看起来它们是完全独立的,所以下面应该可以正常工作:
import os
from torchvision.datasets.folder import default_loader
from torch.utils.data import Dataset, DataLoader
from torchvision import transforms
class MonetPhotoDataset(Dataset):
def __init__(self, root, transform=None):
self.transform = transform
self.img_paths = sorted(os.path.join(root, x) for x in os.listdir(root) if x.endswith('.jpg'))
def __len__(self):
return len(self.img_paths)
def __getitem__(self, idx):
img_path = self.img_paths[idx]
sample = default_loader(img_path)
if self.transform is not None:
sample = self.transform(sample)
return sample
def load_data(dataroot, image_size, batch_size, workers, ngpu, shuffle=True):
# set up transform
transform = transforms.Compose([
transforms.Resize(image_size),
transforms.CenterCrop(image_size),
transforms.ToTensor(),
transforms.Normalize((0.5, 0.5, 0.5), (0.5, 0.5, 0.5)),
])
# create datasets
monet_ds = MonetPhotoDataset(root=os.path.join(dataroot, 'monet_jpg'), transform=transform)
photo_ds = MonetPhotoDataset(root=os.path.join(dataroot, 'photo_jpg'), transform=transform)
# create dataloaders
monet_dl = DataLoader(monet_ds, batch_size=batch_size, num_workers=workers)
photo_dl = DataLoader(photo_ds, batch_size=batch_size, num_workers=workers)

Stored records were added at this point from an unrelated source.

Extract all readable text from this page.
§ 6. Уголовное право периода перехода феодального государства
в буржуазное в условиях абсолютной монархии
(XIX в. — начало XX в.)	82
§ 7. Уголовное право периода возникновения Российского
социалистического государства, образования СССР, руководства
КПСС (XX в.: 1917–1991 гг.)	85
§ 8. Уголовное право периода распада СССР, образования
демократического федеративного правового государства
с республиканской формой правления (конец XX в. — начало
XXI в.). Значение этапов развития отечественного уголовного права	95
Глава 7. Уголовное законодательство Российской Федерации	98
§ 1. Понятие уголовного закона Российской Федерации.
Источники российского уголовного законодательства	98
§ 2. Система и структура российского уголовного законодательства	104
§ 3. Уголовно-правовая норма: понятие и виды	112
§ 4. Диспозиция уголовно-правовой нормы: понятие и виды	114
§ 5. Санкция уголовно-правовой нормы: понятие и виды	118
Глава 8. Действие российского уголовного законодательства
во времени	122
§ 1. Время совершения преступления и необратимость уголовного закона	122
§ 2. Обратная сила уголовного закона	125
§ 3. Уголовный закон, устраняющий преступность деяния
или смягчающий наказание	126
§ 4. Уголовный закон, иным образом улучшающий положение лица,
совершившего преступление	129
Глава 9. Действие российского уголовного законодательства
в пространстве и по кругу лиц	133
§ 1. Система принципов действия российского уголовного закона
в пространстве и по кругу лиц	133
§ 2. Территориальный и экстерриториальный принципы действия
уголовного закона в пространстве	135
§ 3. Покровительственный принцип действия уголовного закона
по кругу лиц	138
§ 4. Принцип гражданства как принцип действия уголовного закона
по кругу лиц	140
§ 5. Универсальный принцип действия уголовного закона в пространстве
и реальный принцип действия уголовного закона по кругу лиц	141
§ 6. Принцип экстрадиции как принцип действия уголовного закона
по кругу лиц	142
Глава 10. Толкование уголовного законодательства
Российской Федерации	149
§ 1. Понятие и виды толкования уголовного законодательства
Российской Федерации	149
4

# decide which device we want to run on
device = torch.device("cuda:0" if (torch.cuda.is_available()) else "cpu")
print("Data loaded...")
return monet_dl, photo_dl, device
root = "../input/gan-getting-started"
monet_dl, photo_dl, device = load_data(root, image_size, batch_size, workers, ngpu)
P.S.: 我保留了 load_data
是因为我假设您在代码中依赖它的签名,但我不会以其他方式使用它。另外,我没有测试上面的代码,所以预计会有一些错字,但逻辑是正确的。
请注意,此数据集 returns 只有图像。
所以,我正在尝试在 pytorch 中加载 this dataset,我在加载它时遇到了问题。
你可以看出我检查数据集时目录看起来像这样:
root
monet_jpg
monet_tfrec
photo_jpg
photo_tfrec
所以,我想在单独的数据加载器变量中加载照片和莫奈图像。但是这个方法好像不行
编辑:我的意思是 monet_ds 和 photo_ds return 只有莫奈图像(而 photo_ds 应该 return 来自 photo_jpg)
我正在尝试通过此代码加载数据:
import torchvision.datasets as dset
import torchvision.utils as vutils
from torch.utils.data import Subset
def load_data(dataroot , image_size, batch_size, workers,ngpu,shuffle=True):
#DataLoading
# Create the dataset
dataset = dset.ImageFolder(root=dataroot,
transform=transforms.Compose([
transforms.Resize(image_size),
transforms.CenterCrop(image_size),
transforms.ToTensor(),
transforms.Normalize((0.5, 0.5, 0.5), (0.5, 0.5, 0.5)),
]))
print(dataset.class_to_idx)
#print(dataset.imgs)
monet_ds = Subset(dataset, range(0,299))
photo_ds = Subset(dataset, range(300,))
# Create the dataloader
monet_ds = torch.utils.data.DataLoader(monet_ds, batch_size=batch_size,
num_workers=workers)
photo_ds = torch.utils.data.DataLoader(photo_ds, batch_size=batch_size,
num_workers=workers)
# Decide which device we want to run on
device = torch.device("cuda:0" if (torch.cuda.is_available()) else "cpu")
print("Data loaded...")
root = "../input/gan-getting-started"
monet_ds, photo_ds, device = load_data(root, image_size, batch_size, workers, ngpu)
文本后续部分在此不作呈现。